How I Ended Up Staying at a Trailer Park in Rome
There’s an elephant in the room, literally. OK, maybe not literally, but our neighbor was either stomping around the room with the righteous anger of 1000 men, or weighed well over 500 lbs. “Time to leave Italy buddy, you’ve eaten enough pasta,” I wanted to yell at him each time our trailer shook.
Yes, trailer. What dire turn of events could have led me here, to a trailer park in Rome, sleeping next door to an elephant? How did I get here?
Well getting there wasn’t easy. Earlier that same day, the sweat had been dripping down our faces and backs, the sun had been unforgiving, and blisters were forming on my hand from schlepping around my luggage. I needed water, AC, and a bed.
I cursed 12-hours-ago-Anna who had decided to wear jeans. It was cold when we’d left Madrid at 3 am. How was she supposed to know that Rome would be hotter than the sun?
I looked down at the instructions our travel agent had given us for getting to the hostel and looked around for Bus 78. It didn’t exist. Even my New York City upbringing hadn’t prepared me for crossing the street in Rome. Rules–there are no rules! We made it to the other side of the street, narrowly avoiding getting hit by a smart car that I could have just swatted out of the way had it come too close.
I opened Rick Steves’ Europe guidebook and read: “The chaos of Rome and its traffic may make you think that Mussolini was a necessary evil.” Yes, Rick Steves. Yes. He must have also tried to find Bus 78.

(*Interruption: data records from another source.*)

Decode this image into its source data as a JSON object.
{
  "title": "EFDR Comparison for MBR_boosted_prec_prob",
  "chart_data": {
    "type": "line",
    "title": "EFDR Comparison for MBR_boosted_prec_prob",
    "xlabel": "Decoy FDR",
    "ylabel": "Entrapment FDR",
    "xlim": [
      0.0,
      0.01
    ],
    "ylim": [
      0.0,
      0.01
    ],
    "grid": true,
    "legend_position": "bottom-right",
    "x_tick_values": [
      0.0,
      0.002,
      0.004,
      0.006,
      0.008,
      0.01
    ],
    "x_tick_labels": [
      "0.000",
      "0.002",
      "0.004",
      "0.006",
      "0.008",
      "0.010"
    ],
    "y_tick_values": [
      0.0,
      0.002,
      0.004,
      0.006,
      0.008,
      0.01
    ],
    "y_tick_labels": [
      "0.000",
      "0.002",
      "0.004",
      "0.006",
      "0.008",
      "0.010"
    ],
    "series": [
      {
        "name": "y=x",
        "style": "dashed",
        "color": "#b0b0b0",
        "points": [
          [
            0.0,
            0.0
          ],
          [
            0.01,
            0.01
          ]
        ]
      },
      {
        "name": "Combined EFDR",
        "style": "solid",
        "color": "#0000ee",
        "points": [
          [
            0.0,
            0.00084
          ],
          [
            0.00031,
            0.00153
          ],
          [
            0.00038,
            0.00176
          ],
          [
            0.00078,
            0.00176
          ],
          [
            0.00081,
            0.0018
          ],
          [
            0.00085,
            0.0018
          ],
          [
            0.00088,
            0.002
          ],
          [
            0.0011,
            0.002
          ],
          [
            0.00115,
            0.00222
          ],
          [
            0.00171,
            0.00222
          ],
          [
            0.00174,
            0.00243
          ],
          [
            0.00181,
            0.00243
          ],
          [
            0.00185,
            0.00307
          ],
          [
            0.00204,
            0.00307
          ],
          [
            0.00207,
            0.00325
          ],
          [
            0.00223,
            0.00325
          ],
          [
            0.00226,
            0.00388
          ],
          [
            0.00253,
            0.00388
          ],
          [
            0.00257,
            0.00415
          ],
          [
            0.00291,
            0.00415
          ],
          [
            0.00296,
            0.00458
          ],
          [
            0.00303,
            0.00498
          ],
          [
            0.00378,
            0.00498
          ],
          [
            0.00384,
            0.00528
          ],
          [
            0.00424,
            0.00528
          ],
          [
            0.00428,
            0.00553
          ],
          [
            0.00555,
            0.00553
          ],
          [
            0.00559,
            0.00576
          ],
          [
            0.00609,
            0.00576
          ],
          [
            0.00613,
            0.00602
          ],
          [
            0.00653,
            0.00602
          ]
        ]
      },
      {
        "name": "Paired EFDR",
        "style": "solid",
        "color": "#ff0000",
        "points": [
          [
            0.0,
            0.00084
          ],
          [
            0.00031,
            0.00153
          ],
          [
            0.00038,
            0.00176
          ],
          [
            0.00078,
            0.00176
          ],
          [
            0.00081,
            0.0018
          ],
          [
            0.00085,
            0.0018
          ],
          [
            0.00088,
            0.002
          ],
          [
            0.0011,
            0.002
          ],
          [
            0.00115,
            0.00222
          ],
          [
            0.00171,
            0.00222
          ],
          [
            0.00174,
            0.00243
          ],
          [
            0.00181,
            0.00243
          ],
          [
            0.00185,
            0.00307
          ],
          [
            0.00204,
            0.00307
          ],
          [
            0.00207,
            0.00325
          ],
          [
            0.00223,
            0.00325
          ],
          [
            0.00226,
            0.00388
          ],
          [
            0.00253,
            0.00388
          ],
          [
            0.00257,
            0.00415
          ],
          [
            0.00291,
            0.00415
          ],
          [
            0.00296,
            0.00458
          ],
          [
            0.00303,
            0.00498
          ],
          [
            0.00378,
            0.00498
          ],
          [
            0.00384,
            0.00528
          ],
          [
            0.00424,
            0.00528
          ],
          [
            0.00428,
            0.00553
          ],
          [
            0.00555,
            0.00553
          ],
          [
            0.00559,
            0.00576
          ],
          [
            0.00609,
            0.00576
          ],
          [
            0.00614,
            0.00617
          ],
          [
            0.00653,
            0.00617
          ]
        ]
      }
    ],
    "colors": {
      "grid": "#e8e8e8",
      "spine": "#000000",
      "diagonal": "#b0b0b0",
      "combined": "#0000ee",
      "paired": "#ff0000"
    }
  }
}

Even my New York City upbringing hadn’t prepared me for crossing the street in Rome. Rules–there are no rules!
“Focus, Anna. Water, AC, and a bed,” I thought. We sucked it up and hailed a cab. After 20 minutes I was fairly sure we weren’t in Rome anymore. We stopped at an open space, kind of a campground, and got out. An extremely nice hostel worker greeted us and asked how our journey was. It took all I had in me not to gouge out his eyes right then and there. But he was the keeper of the water, AC, and bed, so I opted for a silent smile. He hauled our bags and stopped outside a trailer.
A trailer, ladies and gentlemen, is what 15 euros a night gets you in Rome. We stood there, mouths open, not believing this is where we would be staying and walked into the air conditioned room. No, not a room, half a trailer.

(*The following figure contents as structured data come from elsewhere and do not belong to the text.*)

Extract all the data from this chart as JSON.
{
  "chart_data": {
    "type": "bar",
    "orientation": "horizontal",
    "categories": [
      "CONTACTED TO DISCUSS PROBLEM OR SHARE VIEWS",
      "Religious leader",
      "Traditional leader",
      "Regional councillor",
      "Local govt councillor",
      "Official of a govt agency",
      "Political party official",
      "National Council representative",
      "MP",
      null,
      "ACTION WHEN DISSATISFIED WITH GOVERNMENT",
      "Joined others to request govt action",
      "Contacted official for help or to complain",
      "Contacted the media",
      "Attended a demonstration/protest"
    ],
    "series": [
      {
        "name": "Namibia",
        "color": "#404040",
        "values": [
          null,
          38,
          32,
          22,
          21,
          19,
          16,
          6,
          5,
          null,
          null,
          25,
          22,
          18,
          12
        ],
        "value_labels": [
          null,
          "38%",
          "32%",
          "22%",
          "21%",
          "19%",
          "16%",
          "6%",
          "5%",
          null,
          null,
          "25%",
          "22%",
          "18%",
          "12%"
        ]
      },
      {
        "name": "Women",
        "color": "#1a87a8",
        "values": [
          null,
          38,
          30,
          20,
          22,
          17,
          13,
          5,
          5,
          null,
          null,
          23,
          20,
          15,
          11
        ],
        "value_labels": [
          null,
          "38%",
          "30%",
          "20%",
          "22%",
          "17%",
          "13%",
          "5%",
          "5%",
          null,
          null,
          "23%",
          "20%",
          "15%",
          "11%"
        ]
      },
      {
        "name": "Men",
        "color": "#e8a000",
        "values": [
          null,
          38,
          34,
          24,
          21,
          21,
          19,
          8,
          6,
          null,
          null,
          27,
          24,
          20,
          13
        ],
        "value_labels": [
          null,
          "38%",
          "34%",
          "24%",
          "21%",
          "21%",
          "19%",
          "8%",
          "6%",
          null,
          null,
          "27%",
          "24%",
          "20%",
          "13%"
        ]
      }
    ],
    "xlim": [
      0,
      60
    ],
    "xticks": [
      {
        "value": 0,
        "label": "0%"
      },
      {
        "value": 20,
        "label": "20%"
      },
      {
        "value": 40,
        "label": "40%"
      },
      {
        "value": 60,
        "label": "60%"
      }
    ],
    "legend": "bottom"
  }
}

“I never thought I’d sleep in a trailer,” I said as I laid down.
Ironically, the trailer turned out to be godsent. It was an amazing retreat from the dirt, bustle, and noise of Rome. And it was just a short ride away on Bus 78. Instead of the sirens of the city we heard birds chirping. There was always hot water, no hookers outside the windows, the bathroom didn’t flood, and the AC worked. There was a pool to cool off in, croissants and espresso for breakfast and the staff were pleasant. Unfortunately, I couldn’t say the same about all the places we stayed on that trip.
So, we weren’t going to let one little elephant ruin our retreat from the city. No, we let the elephant stomp around each night while we drifted off to sleep to the swaying of the trailer.
Years later, I returned to Rome and stayed in the city proper, in a noisy hostel with a shared bathroom. I remembered the trailer, and the elephant, fondly.